“Why don’t you act out any of the nice stories?”
“You never wrote any nice stories.”
The Pillowman takes us into a dark world, inhabited by secret police and segregated populations. In this world the writer, Katurian, is brought in and interrogated, interrogated over stories whose content is brutal, gruesome, and most importantly child-like. As the play progresses we see the perversion of all institutions created to keep us safe: government, family, and the children’s story. This world was once a happy place, a place where people could be safe but somehow, somewhere something went wrong.
Today politicians and writers constantly argue over the state of media. The artists often claiming that they merely “reflect” the society they see and the politicians accusing them of not taking their influence seriously, when in reality they are both correct.

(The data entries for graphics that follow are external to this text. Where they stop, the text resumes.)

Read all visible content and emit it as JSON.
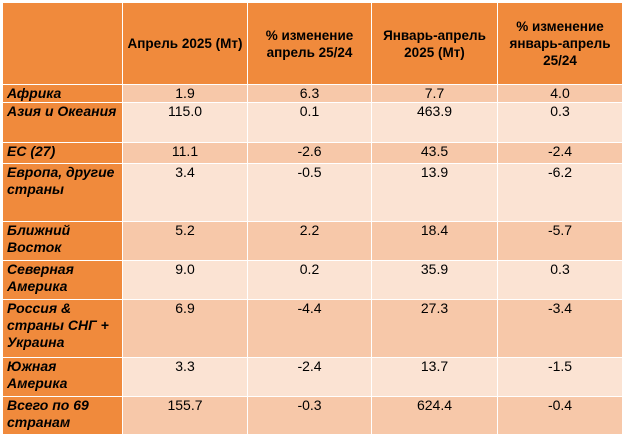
{
  "table": {
    "headers": [
      "",
      "Апрель  2025 (Мт)",
      "% изменение апрель 25/24",
      "Январь-апрель 2025 (Мт)",
      "% изменение январь-апрель 25/24"
    ],
    "rows": [
      {
        "region": "Африка",
        "cells": [
          "1.9",
          "6.3",
          "7.7",
          "4.0"
        ]
      },
      {
        "region": "Азия и Океания",
        "cells": [
          "115.0",
          "0.1",
          "463.9",
          "0.3"
        ]
      },
      {
        "region": "ЕС (27)",
        "cells": [
          "11.1",
          "-2.6",
          "43.5",
          "-2.4"
        ]
      },
      {
        "region": "Европа, другие страны",
        "cells": [
          "3.4",
          "-0.5",
          "13.9",
          "-6.2"
        ]
      },
      {
        "region": "Ближний Восток",
        "cells": [
          "5.2",
          "2.2",
          "18.4",
          "-5.7"
        ]
      },
      {
        "region": "Северная Америка",
        "cells": [
          "9.0",
          "0.2",
          "35.9",
          "0.3"
        ]
      },
      {
        "region": "Россия & страны СНГ + Украина",
        "cells": [
          "6.9",
          "-4.4",
          "27.3",
          "-3.4"
        ]
      },
      {
        "region": "Южная Америка",
        "cells": [
          "3.3",
          "-2.4",
          "13.7",
          "-1.5"
        ]
      },
      {
        "region": "Всего по 69 странам",
        "cells": [
          "155.7",
          "-0.3",
          "624.4",
          "-0.4"
        ]
      }
    ]
  },
  "colors": {
    "header_fill": "#f08a3c",
    "row_fill_odd": "#f7c8a9",
    "row_fill_even": "#fbe3d3"
  }
}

Art does not live in a vacuum but rather is part of a larger context, drawing influence from the political and the economic world. But it is a poor artist indeed who does not believe in the power of change. The artist’s work does touch and affect those of us who are not too jaded to listen, and at the end of the day it is the “Little Green Pig” that affects us most.

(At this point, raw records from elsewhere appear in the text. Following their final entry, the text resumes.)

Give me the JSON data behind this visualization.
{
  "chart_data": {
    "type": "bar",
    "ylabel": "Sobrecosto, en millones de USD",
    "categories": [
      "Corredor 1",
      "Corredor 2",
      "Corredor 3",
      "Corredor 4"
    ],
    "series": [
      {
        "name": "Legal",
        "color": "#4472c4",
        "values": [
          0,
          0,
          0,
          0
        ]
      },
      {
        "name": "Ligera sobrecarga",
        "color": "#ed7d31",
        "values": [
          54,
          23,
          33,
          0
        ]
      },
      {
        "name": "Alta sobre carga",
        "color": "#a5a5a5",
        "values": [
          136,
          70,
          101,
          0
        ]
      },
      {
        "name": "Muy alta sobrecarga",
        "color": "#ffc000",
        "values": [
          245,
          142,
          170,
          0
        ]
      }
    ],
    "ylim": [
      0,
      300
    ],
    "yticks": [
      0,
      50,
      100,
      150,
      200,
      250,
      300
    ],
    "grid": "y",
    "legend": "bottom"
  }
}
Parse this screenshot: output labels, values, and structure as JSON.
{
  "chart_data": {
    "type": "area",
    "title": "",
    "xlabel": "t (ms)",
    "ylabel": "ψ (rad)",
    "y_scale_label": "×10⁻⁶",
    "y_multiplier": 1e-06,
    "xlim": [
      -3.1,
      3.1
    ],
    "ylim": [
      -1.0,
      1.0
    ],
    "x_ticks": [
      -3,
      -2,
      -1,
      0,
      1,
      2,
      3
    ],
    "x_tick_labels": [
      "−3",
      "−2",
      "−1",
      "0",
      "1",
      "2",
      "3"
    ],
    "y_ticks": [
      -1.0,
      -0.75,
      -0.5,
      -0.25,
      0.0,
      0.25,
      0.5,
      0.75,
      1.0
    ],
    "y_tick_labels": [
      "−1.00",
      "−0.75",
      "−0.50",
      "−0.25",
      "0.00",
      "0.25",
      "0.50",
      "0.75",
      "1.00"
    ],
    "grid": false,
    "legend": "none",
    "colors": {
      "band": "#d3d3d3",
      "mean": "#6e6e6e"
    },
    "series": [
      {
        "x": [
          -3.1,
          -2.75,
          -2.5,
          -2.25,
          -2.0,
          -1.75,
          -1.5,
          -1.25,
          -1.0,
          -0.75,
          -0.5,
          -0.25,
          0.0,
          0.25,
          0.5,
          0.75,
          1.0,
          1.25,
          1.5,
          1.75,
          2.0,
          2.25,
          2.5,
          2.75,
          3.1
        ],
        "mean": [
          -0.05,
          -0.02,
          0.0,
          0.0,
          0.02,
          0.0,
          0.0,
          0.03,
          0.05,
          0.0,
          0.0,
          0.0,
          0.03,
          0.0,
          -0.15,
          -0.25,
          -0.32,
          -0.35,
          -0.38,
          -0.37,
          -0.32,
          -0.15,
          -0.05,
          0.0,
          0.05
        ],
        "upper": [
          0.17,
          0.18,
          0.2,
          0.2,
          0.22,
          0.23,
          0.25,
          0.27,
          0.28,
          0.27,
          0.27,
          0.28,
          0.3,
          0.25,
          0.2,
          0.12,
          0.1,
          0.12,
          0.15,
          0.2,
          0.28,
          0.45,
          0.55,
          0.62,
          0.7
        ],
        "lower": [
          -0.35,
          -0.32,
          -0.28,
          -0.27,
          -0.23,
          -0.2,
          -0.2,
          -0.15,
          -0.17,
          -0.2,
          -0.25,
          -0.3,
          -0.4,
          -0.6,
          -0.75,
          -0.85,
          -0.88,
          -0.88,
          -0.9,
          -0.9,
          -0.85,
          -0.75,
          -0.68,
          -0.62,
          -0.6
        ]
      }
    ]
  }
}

I want to take this opportunity to sincerely thank my cast and crew. They have all gone above and beyond the call of duty to make this a wonderful production. They were amazing, coming in over their break and working late nights on a light or paint call. very single person in this program deserves your applause and has my sincerest thanks. SO please, ladies and gentlemen, we humbly present our production of The Pillowman by Martin McDonaugh.